Palestinian President Mahmoud Abbas' government narrowly dodged a full-blown cash crisis after Israel agreed Wednesday _ under intense international pressure _ to resume the transfer of $100 million a month in frozen tax funds.
The episode illustrated the fragile financial foundations of Abbas' West Bank-based Palestinian Authority and the broad international consensus that it needs to keep functioning to ensure some stability, especially at a time of diplomatic deadlock. Israeli-Palestinian talks on the terms of a Palestinian state seem unlikely to resume before next year's U.S. presidential election and an Israeli vote, possibly in 2013.
Israeli Prime Minister Benjamin Netanyahu suggested Wednesday that he might stop the monthly transfers again if the Palestinians take more steps to bypass negotiations and seek U.N. recognition of a state of Palestine. That could embroil Netanyahu in another embarrassing political zigzag.
Netanyahu decided only a month ago to freeze the transfers in retaliation for the Palestinians' successful quest to join UNESCO, the U.N. cultural agency, as part of their recognition bid. Netanyahu reversed himself and agreed to the cash transfers after coming under what a Western diplomat said was "massive" pressure.
Palestinian Foreign Minister Riad Malki said Wednesday that the Palestinians are determined to keep pushing for full U.N. membership for Palestine, but suggested a decision on the next stage _ how to get around a deadlocked Security Council _ might take time.
There are also indications that Abbas may put the U.N. bid on hold at least until the end of January, to allow another mediation effort by the "Quartet," the United States, the United Nations, the European Union and Russia, to play itself out.
For Abbas' prime minister, Salam Fayyad, the Israeli decision to resume the transfers came just in time. He said earlier this week that without the money, he would not be able to pay the upcoming salaries of some 150,000 civil servants and members of the security forces, due in the first week of December. The public sector salaries support about 1 million Palestinians, or nearly one-third of those living in the West Bank and Gaza.
The Palestinian Authority relies on hundreds of millions of dollars a year in foreign aid, including for operating costs, such as the salaries, and development projects. In 2011, Fayyad had a proposed budget of $3.2 billion, including $1.7 billion to cover the payroll. He sought nearly $1 billion in foreign support, but funding fell short, in part because of failure of some donors, including Arab states, to fulfill their pledges.
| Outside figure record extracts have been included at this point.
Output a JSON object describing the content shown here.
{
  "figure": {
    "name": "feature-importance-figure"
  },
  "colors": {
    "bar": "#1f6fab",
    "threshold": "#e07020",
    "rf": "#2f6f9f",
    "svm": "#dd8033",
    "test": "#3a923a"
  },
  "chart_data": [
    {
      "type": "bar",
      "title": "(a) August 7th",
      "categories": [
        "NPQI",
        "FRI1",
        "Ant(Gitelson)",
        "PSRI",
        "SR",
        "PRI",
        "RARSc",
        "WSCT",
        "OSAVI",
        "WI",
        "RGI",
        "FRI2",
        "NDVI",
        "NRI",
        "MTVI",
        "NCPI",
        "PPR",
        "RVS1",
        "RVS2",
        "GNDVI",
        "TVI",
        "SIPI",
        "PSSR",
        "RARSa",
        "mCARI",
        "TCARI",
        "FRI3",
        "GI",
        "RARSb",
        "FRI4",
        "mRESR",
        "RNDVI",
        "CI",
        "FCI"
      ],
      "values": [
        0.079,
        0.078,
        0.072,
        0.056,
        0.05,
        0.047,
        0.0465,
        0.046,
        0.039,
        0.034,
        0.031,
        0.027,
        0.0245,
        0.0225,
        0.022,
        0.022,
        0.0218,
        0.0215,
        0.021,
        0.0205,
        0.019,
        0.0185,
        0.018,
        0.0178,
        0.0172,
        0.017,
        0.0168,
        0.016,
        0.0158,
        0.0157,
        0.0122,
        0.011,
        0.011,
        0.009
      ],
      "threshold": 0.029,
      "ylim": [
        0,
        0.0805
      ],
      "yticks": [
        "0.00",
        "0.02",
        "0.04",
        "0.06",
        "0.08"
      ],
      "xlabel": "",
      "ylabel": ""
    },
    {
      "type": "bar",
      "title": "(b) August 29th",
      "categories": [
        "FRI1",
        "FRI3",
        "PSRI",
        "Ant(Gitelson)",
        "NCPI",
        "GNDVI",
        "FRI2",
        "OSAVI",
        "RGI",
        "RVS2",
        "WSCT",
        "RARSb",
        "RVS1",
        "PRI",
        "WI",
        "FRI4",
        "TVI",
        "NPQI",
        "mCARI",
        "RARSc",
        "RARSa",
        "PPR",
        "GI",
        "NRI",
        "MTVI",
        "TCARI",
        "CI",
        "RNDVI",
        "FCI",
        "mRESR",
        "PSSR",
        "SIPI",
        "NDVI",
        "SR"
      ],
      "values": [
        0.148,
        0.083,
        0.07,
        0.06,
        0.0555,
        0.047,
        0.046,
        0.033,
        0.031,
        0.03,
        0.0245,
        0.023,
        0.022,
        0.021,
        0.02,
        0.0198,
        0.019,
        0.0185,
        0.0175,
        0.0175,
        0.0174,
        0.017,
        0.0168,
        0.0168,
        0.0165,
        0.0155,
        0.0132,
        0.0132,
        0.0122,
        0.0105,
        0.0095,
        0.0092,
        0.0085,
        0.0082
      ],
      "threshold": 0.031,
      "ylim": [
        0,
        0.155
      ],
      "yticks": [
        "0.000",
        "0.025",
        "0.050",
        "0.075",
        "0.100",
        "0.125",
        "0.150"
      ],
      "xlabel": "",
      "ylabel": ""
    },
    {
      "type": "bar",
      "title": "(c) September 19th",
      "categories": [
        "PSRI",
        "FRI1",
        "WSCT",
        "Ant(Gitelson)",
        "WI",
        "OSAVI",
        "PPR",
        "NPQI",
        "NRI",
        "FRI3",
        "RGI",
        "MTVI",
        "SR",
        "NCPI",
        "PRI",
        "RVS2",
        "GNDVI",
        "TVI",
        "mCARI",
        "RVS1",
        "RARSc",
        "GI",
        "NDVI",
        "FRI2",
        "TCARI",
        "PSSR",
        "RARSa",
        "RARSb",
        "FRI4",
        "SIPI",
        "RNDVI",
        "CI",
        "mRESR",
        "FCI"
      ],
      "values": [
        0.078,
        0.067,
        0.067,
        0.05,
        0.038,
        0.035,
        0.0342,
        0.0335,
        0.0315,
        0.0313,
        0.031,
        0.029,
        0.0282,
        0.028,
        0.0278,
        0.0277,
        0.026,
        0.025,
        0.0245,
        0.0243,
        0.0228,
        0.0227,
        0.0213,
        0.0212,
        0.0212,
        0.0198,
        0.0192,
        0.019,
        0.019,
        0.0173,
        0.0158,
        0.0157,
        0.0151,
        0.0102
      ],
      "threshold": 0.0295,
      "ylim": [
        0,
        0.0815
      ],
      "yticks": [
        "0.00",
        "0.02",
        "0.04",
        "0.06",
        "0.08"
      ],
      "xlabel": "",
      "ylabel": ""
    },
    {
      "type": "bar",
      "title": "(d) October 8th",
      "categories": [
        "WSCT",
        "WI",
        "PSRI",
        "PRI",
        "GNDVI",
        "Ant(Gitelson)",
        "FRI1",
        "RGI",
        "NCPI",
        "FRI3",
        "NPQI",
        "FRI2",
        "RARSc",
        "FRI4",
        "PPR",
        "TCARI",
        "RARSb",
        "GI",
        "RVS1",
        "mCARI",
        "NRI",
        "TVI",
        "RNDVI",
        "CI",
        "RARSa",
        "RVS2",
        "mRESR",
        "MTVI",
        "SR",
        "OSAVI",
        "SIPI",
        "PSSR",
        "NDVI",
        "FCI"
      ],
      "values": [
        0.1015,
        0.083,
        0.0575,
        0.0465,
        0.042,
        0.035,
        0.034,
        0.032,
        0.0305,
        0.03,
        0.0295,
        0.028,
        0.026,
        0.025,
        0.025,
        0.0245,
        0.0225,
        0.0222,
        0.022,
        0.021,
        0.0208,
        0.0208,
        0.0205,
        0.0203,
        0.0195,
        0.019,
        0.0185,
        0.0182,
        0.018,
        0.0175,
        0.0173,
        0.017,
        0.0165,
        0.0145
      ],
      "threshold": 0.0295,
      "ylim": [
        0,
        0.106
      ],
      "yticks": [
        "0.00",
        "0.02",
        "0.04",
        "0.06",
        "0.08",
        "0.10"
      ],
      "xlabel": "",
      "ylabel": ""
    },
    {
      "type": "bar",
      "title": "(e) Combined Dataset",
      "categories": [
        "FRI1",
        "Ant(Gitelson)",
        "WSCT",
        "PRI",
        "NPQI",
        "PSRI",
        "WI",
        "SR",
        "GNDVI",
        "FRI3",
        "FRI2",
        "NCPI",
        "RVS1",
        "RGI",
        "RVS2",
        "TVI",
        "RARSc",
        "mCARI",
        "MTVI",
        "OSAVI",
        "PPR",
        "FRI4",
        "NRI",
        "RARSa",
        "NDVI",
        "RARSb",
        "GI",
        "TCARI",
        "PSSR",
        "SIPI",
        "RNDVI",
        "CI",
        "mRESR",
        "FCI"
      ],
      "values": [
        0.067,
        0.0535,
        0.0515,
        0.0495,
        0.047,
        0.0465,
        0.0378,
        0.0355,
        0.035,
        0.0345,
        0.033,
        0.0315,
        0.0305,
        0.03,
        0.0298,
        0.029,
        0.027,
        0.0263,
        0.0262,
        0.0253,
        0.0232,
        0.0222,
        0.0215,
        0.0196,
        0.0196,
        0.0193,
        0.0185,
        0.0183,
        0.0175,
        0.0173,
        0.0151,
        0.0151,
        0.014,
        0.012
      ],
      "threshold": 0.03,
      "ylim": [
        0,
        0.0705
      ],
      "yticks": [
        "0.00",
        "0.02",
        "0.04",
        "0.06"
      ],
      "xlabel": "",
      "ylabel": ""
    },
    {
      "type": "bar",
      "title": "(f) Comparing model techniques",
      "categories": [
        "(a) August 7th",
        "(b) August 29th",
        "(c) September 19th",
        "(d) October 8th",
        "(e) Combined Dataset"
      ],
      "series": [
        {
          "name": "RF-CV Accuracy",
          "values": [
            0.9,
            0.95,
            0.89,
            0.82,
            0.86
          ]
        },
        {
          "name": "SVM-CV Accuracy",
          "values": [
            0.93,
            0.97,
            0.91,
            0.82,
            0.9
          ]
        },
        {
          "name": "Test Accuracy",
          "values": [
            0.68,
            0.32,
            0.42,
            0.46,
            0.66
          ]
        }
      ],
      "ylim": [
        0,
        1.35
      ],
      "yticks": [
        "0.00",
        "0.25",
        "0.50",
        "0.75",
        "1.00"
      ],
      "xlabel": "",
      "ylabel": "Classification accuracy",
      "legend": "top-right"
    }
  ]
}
Trying to make up for the shortfalls, the Fayyad government took loans from banks, but had reached its borrowing limit by the time Israel announced last month that it was freezing the tax transfers, which amount to about $100 million a month.
The funds Israel collects, as part of interim agreements from the 1990s, include customs and value-added tax on imports that come through Israeli ports but end up in the Palestinian areas.
Fayyad and other Palestinian officials said Wednesday that Israel did not have the right to freeze the transfers of money it owes the Palestinians. "It should be described as state piracy by Israel against the Palestinian people," said Malki.
Quartet envoy Tony Blair struck an unusually sharp tone Wednesday in urging Israel to make sure the money is transferred regularly from now on. "Withholding these funds only benefits those who oppose peace and Israeli-Palestinian cooperation," he said.
Critics in Israel have noted that the funds help pay for Abbas' security services that have been lauded for successfully preventing attacks on Israeli civilians by Palestinian militants.
The brief crisis over the transfers highlighted the financial vulnerability of the Palestinian Authority. It is by no means certain foreign aid will continue to flow at the current level, considering the diplomatic paralysis and global financial crisis.
In the past, aid was seen as part of a twofold approach _ the donors, key among them the EU, give money to help build the institutions of a Palestinian state, while international mediators, led by the U.S., try to prod the sides to a peace deal.
With diplomacy stalled, a new aid framework will have to be worked out, said a diplomat in the donor community who spoke on condition of anonymity Wednesday because he was not authorized to discuss the ideas with reporters. Most likely the emphasis will now be on development projects, he said.
In Berlin, a Foreign Office official said Germany does not plan to reduce aid to the Palestinians. Germany is also not aware of any EU plans to cut funding, since the Palestinians are in such dire need of support, he said on condition of anonymity, in line with Foreign Office policy.
Netanyahu's office said Wednesday that he decided to release the money because the Palestinians appear to have suspended their "unilateral moves" _ a reference to the United Nations campaign. It said the decision would be "reassessed" if the Palestinians resume these steps.
A day earlier, Abbas insisted that the Palestinians were still pressing ahead with their U.N. initiative.